The history of life on earth has always been a history of both incremental and sudden, drastic change. Right now we are seeing the ranges of many bird species shifting because of changes in barriers to movement, changes in habitat, changes in weather. A great number of species are shifting north, such as the orchard oriole I recorded in the square. Others are losing habitat because of the reduction in the amount of land used for agriculture over the last hundred years, just as many lost habitat when the forests were cleared in the previous century. The history of the golden-winged warbler, probably largely unknown, would be very interesting to see correlated with logging and the clearing of land for agriculture. The kind of shrubby habitat it prefers, that exists at the edge of the cedar bush and the far field, is there because the forests were cut, the land was farmed and now it is reverting to forest again, both because of the effort of human beings (some years ago a lot of the land in this area that is no longer being farmed was planted with evergreens--this practice is falling out of favour now because it destroys the habitat of the grassland birds) and the natural succession of plant growth--as trees get going, they eventually shade out the shrubbery. Any change of this kind, from grassland to shrub to forest, benefits some species to the detriment of others. Burdick layers his accounts of invasive species in various parts of the world and various habitats with more philosophical musings about what is natural, what our role in ecological change is, and how we perceive the difference.
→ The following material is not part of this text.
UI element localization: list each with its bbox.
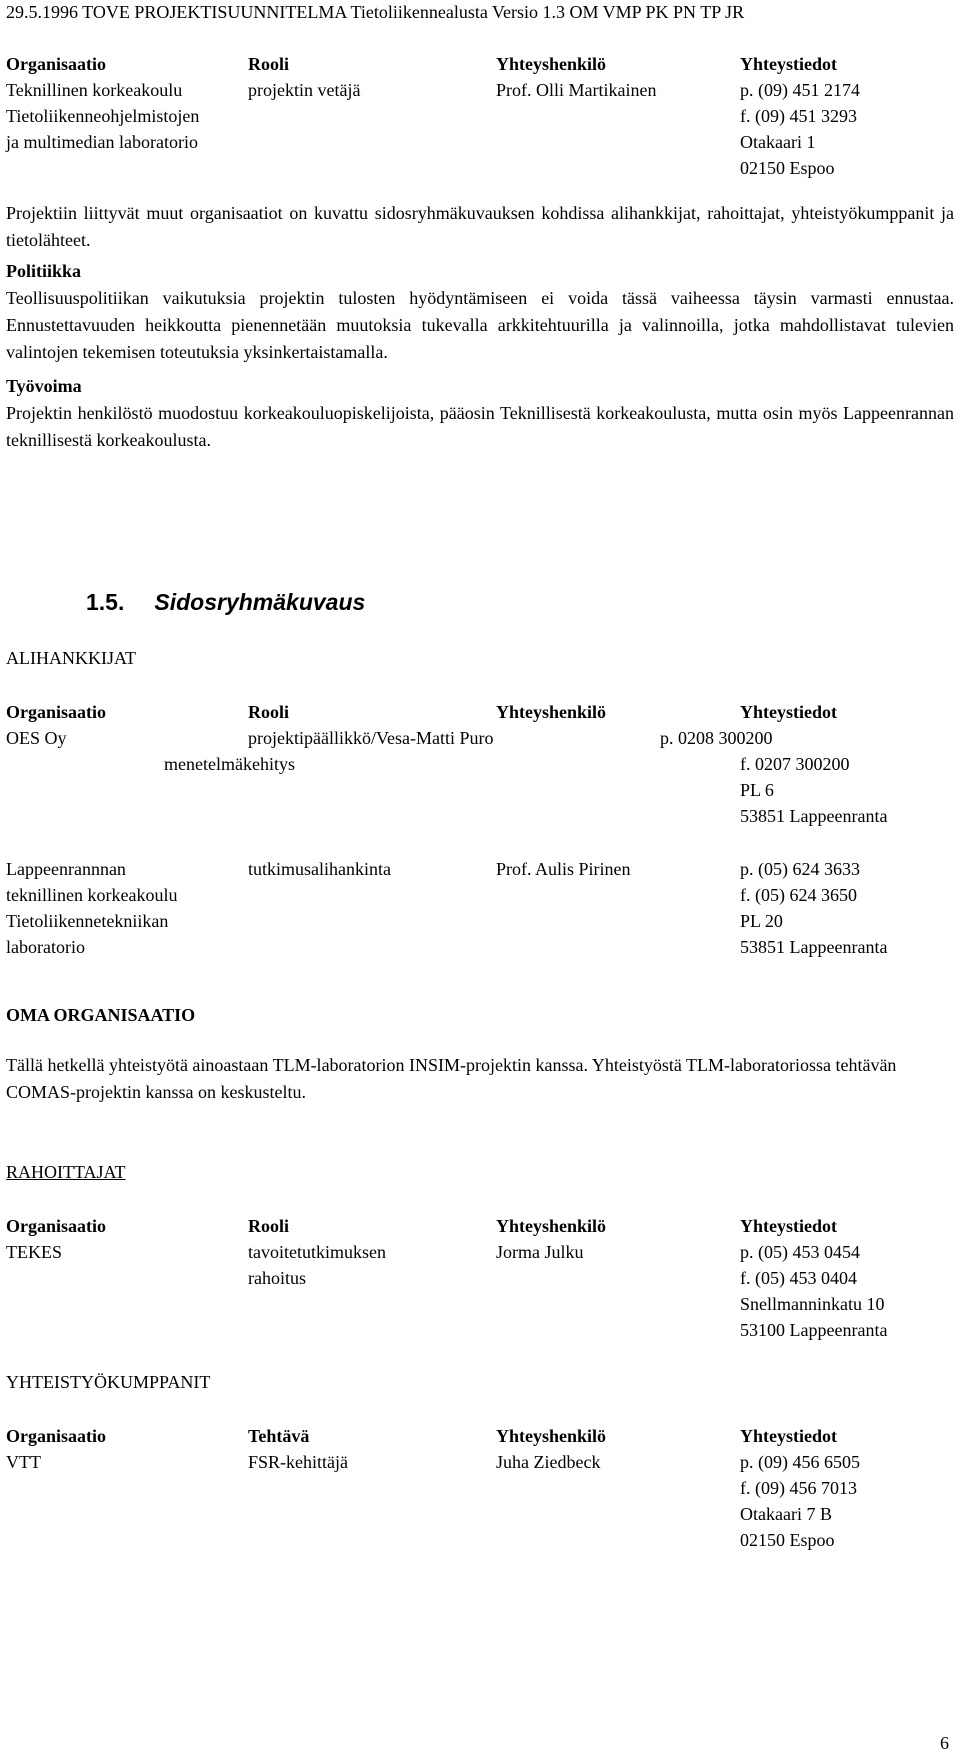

Personally, in this case, I regret the possibility that the golden-winged warbler, my new friend, is fading away into the blue-winged warbler population, but simultaneously welcome the opportunity to witness the event.

1 comment:

Anonymous said...

As I read this point, and got to the point where you said the warbler was carrying food, I immediately thought to myself "Confirmed, feeding young" -- an automatic response for someone involved in a breeding bird atlas like myself. I loved reading down just a bit further to see you are as well! I just started reading your blog; well done.